The rapid technological development invites to leaps of museological imagination. RFID-tags and barcodes open up for a seamless connection between museum showcases/storerooms and internet sites. Just a decade ago, the ‘internet of things’ was nothing but techno-fiction. As usual when it comes to IT nothing seems to be impossible, however. There are indeed tons of technical, economic, legal, political etc. problems to be solved first, but both academia and industry have been moving along towards a realisation of the vision for some years now (see, e.g., The Internet of Things 2008 conference in Zürich in March).
I didn’t expect anything about museum applications on the Zürich programme, but I thought there would have been a workshop or session about the ‘internet of things’ on the program of the Museums and the Web 2008 conference in Montreal in early April. This doesn’t seem to be the case, which is a bit disappointing (even though there may be a few barcodes hiding behind more innocent session titles).
Because the topic has been thought of for a while. For example, archaeologist Shawn Graham (Electric Achaeologist) envisions internet-of-things-based exhibitions where visitors spot artefacts on the shelves and when pointing to the object barcodes they instantly get access to excavation reports, secondary literature etc. through the web. Internet pundit Clay Shirky imagines how even “the smallest relic in a collection” can get a RFID tag which makes it “traceable, updateable, auditable, Google-able and even be its own Web page, living on-line as well as in a glass case” (cited from Archimuse here).
There are skeptics, of course, including Shirky himself:
If we can search nationally for certain objects, would our funders then be able to ‘rationalize’ the duplicated collection items? It could be like the way national supermarket chains use EPOS (electronic point of sale) technology to track inventories and control stock levels on a hourly basis: good from one point of view – keeping tabs on collection items would be easy, but bad in that it could diminish local, regional or personal responsibility for curation and collection policy.

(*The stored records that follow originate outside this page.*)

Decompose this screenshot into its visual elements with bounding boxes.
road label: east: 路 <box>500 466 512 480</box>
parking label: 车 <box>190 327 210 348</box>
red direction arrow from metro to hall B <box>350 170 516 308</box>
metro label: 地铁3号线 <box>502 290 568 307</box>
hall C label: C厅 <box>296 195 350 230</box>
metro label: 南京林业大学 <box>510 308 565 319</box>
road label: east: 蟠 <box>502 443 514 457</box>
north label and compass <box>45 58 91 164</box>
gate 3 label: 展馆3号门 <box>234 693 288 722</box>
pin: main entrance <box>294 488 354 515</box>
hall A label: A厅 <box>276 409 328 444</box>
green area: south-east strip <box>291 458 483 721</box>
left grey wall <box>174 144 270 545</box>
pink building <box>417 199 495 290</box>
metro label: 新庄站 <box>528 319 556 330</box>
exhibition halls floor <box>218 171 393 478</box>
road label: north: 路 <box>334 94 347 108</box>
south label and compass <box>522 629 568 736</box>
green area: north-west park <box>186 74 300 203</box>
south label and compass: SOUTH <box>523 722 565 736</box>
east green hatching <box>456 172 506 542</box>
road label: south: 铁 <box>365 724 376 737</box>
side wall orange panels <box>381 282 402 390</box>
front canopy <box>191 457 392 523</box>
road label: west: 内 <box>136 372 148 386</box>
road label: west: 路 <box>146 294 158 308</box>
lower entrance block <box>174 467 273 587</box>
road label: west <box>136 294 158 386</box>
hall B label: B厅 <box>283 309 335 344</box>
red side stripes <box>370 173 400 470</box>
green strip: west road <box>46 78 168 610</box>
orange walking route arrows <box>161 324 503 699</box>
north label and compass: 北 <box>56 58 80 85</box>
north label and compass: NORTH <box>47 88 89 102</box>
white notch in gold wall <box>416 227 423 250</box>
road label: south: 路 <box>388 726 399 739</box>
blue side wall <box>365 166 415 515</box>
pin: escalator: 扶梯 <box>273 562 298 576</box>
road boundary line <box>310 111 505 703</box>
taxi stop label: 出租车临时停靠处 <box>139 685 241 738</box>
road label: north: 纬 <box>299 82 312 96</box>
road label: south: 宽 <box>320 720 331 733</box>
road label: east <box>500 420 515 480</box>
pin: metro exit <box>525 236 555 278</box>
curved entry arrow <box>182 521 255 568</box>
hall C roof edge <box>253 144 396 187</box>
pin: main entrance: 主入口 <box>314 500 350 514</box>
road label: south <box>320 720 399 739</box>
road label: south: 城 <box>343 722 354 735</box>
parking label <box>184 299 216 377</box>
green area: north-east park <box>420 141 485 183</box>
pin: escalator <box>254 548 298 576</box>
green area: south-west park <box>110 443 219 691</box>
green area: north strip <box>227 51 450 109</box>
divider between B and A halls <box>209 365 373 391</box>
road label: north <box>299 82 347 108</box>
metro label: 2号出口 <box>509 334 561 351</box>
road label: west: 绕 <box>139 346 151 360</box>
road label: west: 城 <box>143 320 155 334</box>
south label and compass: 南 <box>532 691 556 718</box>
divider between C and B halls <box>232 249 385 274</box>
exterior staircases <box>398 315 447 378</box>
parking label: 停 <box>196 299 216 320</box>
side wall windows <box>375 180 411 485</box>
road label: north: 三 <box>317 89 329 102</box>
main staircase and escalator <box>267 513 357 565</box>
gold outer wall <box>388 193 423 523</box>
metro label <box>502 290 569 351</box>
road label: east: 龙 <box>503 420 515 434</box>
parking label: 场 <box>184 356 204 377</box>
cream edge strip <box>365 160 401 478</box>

To such political warnings one could add aestetic and existential questions. What about the relation between unmediated material presence, on the one hand, and mediated digital information and visualisations on the other? Will the constant interpretative power of the on-line connection kill the immediacy and aesthetic apprehension of the artefact ‘itself’?
And what about the joy of being off-net? Today, museums are internet-free zones outside the ubiquitous Google empire. Can they remain cultural reservations. Will the possible invasion of RFID tags and barcodes destroy this quality? And is it a quality?